The sharp slowdown in credit growth in July and the impending deflation are forcing China's financial authorities to further loosen monetary policy in order to stop the slowdown in the economy. As usual for the last couple of years, the financial system of the Celestial Empire is under pressure from a clearly protracted crisis in the construction sector, where another major developer is on the verge of bankruptcy. Alarming news from the financial sector has been added to the already familiar problems for builders - unexpectedly for everyone, the financial giant Zhongzhi Enterprise Group Co. has missed interest payments.
"All of this is forcing the financial authorities to act as quickly as possible to keep consumer and business confidence from eroding," Tommy Wu, senior China economist at Commerzbank, told Reuters.
On August 15, a major Chinese bank lowered the rate on the medium-term lending program (MLF) by 0.15% to 2.5% and injected 401 billion yuan (nearly $56 billion) under this program. The cash injection is intended to counteract a number of factors "to maintain liquidity in the banking system at a reasonably high level," according to a statement on the RVOS website. Three-quarters of 26 experts polled by Reuters failed to predict the actions of the main Chinese bank - 77% predicted that he would not touch the MLF rate.

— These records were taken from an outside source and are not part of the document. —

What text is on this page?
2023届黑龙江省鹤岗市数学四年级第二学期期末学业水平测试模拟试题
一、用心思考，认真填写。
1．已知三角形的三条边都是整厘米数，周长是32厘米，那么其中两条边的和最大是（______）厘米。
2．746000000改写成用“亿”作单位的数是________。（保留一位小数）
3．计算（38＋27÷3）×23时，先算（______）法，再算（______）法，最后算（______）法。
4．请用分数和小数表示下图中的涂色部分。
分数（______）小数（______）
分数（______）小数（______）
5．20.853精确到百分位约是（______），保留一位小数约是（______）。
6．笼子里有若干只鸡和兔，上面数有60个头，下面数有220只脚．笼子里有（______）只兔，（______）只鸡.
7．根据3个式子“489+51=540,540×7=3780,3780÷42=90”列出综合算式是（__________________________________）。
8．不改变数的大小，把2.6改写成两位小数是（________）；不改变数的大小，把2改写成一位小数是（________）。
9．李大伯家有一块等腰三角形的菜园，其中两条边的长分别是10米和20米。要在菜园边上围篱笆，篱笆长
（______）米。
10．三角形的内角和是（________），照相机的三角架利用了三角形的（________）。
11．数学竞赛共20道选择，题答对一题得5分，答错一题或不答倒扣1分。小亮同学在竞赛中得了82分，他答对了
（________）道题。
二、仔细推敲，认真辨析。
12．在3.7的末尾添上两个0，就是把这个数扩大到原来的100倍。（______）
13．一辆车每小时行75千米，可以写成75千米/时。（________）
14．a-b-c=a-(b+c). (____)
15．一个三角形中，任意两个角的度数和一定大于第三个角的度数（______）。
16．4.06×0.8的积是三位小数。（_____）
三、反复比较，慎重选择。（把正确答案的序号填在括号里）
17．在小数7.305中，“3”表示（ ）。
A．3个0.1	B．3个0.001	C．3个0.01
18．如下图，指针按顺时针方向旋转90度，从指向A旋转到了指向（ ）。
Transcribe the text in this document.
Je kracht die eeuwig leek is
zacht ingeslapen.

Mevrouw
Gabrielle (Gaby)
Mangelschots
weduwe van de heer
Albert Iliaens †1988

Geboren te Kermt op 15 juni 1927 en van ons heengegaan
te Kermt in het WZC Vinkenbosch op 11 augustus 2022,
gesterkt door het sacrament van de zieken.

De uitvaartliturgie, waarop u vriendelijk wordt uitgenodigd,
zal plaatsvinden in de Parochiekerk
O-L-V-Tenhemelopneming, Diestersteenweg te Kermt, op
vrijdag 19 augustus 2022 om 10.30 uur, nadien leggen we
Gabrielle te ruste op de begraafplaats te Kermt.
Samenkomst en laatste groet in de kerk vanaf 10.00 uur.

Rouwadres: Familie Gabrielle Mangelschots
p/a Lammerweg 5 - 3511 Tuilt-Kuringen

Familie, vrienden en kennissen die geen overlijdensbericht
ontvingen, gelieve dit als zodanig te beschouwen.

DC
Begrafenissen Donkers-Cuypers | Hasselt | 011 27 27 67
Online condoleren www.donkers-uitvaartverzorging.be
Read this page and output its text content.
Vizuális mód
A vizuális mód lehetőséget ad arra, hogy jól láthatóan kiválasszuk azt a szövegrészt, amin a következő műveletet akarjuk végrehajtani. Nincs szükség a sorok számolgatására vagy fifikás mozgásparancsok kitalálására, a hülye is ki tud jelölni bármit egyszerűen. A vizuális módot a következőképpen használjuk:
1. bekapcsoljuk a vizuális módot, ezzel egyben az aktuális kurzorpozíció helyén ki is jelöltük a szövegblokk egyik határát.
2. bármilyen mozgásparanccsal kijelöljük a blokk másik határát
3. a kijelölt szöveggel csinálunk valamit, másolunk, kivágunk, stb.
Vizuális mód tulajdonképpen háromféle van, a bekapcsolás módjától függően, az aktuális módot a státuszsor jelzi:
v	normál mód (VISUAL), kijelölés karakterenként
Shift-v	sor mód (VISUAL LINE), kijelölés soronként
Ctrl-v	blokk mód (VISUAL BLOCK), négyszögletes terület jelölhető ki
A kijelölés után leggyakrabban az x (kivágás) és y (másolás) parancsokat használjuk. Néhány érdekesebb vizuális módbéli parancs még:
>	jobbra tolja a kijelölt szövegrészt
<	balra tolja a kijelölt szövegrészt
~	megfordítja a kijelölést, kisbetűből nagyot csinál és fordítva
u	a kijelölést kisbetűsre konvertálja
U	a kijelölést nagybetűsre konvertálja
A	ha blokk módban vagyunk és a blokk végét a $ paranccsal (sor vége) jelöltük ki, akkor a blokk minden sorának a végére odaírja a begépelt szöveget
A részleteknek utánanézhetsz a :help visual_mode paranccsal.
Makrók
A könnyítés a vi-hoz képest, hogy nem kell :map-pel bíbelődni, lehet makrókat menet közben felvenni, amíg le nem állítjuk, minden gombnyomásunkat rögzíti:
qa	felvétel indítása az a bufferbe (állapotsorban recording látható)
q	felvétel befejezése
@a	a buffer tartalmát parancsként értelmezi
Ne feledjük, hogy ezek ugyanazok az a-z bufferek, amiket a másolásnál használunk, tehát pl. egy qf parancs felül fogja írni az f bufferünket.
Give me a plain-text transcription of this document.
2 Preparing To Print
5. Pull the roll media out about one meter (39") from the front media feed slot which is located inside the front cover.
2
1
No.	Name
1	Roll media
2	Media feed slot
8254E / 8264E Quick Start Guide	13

"The unexpected rate cut was a quick response to data on worsening credit conditions and problems with the economic recovery," said Ken Cheung of Mizuho Bank.
The MLF rate is the benchmark for the LPR. Investors often try to predict the upcoming changes in the lending industry based on the rate of the medium-term lending program. The new lending rate should be announced next Monday, August 21.
The RVOS also injected 204 billion yuan into the financial system through reverse repurchase agreements at a rate of 1.8% (previously 1.9%).
The ERIA continues to swim against the tide and, unlike the vast majority of central banks, at least in large and developed countries, continues to loosen rather than tighten monetary policy to combat high inflation. For 7.5 months of 2023, the yuan depreciated against the US dollar by almost 5% and is currently one of the worst currencies in Asia. For the dollar this morning they gave 7.2842 yuan (7.2580 the day before). Rates on 10-year government bonds fell to 2.56%, the lowest level since May 2020. In June, the Chinese Central Bank lowered key rates to support the economy, but has not yet achieved the desired results.